The researchers found that fiber-containing laxatives are linked with a lower risk for developing colon cancer, compared with non-fiber laxatives are associated with an increased risk for developing the disease.
For the study, researchers analyzed data from over 75,000 adults aged 50 to 76 from western Washington. They found that adults who took fiber-containing laxatives at least 4 days a week for 4 years were 56% less likely to develop colorectal cancer compared with people who did not use laxatives. On the other hand, people who took non-fiber laxatives at least five times a year had nearly a 50% increased risk for developing colorectal cancer compared with those who did not use them.
The researchers suggest that fiber-based laxatives may provide a similar benefit to that of dietary fiber by promoting healthy bacteria growth and diluting amounts of carcinogenic agents in the stool.

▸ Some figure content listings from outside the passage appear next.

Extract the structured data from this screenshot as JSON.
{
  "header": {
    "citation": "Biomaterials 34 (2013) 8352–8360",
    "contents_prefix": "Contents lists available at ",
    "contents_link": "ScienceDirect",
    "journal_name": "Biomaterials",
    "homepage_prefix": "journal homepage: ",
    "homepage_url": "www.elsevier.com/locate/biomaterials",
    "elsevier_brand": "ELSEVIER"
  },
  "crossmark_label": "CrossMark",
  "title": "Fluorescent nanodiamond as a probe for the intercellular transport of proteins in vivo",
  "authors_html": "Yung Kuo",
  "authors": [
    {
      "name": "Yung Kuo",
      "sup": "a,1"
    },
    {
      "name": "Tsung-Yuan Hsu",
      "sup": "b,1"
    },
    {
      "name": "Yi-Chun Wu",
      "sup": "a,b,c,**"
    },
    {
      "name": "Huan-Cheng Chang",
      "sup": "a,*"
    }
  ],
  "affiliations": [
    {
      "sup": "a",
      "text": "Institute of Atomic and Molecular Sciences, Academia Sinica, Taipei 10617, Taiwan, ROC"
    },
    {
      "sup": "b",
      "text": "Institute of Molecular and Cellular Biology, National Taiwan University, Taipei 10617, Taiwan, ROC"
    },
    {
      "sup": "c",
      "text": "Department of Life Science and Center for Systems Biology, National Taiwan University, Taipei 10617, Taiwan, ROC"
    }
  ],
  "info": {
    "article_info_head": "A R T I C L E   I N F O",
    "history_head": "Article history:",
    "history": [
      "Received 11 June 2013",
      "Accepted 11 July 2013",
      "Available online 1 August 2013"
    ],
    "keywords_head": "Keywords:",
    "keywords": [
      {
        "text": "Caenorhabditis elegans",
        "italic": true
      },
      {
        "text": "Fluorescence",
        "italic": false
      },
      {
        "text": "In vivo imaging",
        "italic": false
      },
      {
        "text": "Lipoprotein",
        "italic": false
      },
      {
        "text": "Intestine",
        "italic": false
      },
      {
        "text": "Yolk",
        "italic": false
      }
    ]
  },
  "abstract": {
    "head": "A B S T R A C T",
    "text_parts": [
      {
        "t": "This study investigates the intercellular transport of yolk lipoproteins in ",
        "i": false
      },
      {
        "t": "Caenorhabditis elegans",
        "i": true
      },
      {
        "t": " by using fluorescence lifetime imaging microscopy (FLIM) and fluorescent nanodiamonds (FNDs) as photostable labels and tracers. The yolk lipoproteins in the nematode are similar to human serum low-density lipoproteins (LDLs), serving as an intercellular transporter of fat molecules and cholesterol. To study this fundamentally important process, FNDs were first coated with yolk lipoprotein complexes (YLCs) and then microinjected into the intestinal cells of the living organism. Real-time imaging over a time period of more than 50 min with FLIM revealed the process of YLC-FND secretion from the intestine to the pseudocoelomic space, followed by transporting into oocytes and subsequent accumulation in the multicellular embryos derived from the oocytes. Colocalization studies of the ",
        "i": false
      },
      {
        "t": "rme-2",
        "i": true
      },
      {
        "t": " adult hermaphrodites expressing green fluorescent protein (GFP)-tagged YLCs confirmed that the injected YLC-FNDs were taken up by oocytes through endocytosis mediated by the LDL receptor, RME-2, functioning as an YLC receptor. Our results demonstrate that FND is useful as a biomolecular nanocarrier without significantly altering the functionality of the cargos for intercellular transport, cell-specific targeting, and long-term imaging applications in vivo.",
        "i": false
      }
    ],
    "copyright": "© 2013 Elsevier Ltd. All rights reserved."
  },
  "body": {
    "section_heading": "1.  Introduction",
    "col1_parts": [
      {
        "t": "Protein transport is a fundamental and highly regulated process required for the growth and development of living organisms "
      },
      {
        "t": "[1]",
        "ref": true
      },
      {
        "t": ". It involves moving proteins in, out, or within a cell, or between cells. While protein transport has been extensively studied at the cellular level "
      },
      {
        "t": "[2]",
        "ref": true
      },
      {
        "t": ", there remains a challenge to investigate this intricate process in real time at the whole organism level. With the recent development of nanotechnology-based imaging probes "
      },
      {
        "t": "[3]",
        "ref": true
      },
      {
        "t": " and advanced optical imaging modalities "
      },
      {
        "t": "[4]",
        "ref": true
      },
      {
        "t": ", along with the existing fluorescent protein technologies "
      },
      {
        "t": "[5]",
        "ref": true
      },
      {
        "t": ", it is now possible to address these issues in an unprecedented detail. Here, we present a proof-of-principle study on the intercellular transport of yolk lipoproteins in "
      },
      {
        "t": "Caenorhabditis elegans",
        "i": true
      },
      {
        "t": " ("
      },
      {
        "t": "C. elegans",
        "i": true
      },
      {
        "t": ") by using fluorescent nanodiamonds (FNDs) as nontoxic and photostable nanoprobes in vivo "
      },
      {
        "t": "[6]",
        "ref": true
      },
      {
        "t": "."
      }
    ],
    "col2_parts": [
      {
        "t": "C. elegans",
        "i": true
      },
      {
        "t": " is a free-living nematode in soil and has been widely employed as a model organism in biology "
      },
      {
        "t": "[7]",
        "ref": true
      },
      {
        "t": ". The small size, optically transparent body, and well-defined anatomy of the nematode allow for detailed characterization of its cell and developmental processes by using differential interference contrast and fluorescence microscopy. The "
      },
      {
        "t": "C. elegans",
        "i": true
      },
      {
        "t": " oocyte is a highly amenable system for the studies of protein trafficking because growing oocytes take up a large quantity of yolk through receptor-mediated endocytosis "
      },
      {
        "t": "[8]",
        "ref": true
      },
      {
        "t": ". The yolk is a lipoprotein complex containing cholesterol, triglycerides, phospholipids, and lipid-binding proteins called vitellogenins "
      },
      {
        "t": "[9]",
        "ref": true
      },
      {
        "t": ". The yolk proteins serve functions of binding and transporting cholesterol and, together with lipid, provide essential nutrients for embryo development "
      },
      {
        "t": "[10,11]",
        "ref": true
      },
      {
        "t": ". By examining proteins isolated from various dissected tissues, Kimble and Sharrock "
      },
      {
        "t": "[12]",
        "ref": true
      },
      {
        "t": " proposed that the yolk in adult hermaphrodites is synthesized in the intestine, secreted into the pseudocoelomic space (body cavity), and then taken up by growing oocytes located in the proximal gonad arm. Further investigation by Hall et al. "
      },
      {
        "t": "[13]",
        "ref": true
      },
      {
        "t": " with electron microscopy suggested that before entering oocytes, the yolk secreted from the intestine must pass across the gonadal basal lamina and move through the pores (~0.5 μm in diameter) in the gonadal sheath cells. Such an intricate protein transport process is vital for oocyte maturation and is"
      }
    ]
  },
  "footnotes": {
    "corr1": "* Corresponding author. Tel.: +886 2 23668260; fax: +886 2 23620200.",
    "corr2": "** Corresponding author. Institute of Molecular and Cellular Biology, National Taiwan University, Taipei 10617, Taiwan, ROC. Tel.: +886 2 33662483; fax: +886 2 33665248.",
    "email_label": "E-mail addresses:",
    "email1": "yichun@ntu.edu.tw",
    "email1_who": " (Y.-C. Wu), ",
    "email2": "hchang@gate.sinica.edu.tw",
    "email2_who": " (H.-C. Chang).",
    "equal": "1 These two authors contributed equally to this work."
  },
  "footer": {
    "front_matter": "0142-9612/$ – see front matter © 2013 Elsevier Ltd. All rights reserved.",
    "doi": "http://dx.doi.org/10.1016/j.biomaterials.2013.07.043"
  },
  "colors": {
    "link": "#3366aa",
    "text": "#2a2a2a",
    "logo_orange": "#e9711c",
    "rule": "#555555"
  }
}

Type of laxative a person uses may be associated with varying risks for developing colon cancer.
A new study suggests that the type of laxative a person takes might be a factor in their odds for colon cancer. The research indicates that fiber-based laxatives are associated with a lower risk of colorectal cancer, while non-fiber laxatives are linked with a higher risk. The study could only show an association between laxative types and colon cancer risk, it could not prove cause-and-effect, and experts stress that more study is needed.
Still, the researchers believe the findings are important because about 20 percent of Americans use laxatives.